The threats of protest occur as Canada’s Department of Fisheries and Oceans extends the crab season for a third time.

The department announced on 18 July that it is extending crab fishing in all crab fishing areas in NAFO sub-Division 3Ps –10A, 10B, 11S, 11W, and 11E. The fishery will now close on 28 July, rather than 21 July. It also announced that the season for NAFO Division 3K areas 3B, 3BC, 3C, 3D, and Area 4 has also been extended to 28 July.

Then, on 20 July, the DFO announced that it also extended crab fishing in NAFO divisions 3LNO, applying exclusively to the small supplementary and 8Bx south areas. Fishing in this area will also now close on 29 July.

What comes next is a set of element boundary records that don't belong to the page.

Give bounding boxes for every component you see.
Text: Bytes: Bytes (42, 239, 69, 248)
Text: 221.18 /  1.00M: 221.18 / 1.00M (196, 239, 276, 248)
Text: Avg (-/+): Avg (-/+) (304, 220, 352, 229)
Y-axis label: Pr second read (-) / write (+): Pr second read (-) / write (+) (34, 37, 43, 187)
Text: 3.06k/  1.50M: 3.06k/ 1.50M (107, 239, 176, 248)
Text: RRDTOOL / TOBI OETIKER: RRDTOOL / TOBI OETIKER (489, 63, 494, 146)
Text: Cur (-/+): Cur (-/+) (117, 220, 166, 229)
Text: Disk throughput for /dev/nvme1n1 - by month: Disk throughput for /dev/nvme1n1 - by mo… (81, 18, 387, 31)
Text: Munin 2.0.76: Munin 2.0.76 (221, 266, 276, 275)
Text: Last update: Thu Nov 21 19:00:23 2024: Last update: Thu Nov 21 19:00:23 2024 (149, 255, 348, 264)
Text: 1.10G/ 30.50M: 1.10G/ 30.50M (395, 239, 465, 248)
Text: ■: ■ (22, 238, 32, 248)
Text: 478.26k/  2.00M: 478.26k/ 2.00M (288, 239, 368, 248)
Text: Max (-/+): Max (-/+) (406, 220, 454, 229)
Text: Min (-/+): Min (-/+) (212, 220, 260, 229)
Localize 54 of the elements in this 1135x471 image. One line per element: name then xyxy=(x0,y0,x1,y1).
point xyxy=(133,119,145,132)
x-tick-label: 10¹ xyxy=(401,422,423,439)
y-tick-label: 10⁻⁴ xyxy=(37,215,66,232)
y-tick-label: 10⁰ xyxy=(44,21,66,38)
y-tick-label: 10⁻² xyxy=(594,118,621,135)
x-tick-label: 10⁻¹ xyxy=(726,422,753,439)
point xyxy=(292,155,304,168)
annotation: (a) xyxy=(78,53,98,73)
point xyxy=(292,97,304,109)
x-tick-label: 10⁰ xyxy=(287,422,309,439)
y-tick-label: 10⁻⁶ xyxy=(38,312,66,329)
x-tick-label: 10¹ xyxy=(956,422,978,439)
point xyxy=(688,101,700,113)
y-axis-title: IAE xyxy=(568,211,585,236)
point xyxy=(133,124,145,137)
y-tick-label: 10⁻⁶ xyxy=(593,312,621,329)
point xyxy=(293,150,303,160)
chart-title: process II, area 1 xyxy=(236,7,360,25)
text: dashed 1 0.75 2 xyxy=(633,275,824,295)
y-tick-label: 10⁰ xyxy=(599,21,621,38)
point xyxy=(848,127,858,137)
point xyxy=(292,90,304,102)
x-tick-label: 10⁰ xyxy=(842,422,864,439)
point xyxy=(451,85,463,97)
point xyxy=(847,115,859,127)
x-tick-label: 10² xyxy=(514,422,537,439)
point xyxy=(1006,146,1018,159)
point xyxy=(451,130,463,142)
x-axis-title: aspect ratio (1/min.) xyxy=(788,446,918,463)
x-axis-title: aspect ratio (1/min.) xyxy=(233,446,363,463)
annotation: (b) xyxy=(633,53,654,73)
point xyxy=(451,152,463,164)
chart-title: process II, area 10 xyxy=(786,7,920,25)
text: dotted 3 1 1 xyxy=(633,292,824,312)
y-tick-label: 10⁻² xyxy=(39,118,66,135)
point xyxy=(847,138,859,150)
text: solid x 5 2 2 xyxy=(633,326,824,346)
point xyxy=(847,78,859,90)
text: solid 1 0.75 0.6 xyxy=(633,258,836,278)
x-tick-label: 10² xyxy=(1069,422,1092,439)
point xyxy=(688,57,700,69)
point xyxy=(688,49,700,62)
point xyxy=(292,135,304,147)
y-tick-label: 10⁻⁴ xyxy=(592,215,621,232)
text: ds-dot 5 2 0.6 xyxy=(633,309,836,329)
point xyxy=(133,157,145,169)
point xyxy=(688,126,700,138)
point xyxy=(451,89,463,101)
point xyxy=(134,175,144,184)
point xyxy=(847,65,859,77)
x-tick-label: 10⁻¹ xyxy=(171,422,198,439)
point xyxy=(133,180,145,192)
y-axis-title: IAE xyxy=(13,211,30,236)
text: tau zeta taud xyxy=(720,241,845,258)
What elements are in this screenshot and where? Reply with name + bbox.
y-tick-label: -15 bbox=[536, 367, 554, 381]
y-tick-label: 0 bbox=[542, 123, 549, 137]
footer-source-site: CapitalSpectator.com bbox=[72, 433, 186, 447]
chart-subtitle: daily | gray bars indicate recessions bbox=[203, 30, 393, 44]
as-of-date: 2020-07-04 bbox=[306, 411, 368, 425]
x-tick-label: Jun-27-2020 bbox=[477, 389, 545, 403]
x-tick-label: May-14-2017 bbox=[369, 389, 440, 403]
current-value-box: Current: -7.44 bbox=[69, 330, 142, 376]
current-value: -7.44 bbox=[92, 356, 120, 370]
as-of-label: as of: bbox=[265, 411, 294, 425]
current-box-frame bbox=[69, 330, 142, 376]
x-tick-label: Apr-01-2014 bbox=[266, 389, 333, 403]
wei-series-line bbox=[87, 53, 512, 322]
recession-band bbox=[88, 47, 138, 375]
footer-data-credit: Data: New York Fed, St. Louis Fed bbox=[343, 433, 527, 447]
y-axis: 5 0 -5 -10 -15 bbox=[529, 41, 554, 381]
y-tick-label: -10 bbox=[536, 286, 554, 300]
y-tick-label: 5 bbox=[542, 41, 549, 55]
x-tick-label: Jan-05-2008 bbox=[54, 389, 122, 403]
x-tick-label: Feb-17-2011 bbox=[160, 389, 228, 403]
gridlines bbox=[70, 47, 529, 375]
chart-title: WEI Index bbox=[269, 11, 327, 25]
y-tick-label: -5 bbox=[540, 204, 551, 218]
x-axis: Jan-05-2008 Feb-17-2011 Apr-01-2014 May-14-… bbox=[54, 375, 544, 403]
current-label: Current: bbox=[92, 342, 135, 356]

FFAW Director of Public Affairs Courtney Glode told SeafoodSource earlier this month that the union will continue to request extensions as long as there is a quota available. 

“We’ve requested longer extensions and will continue to do so as long as the resource remains in good condition, to harvest and process NL’s full quota,” Glode said.

As of the latest data available on 21 July, the fishery had caught 41,035 metric tons (MT) of crab across all divisions, still short of the 54,305 MT still available. While that is 6,120 MT more than caught as of 10 July, at that catch rate quota will still be left in the water as of complete closure on 29 July.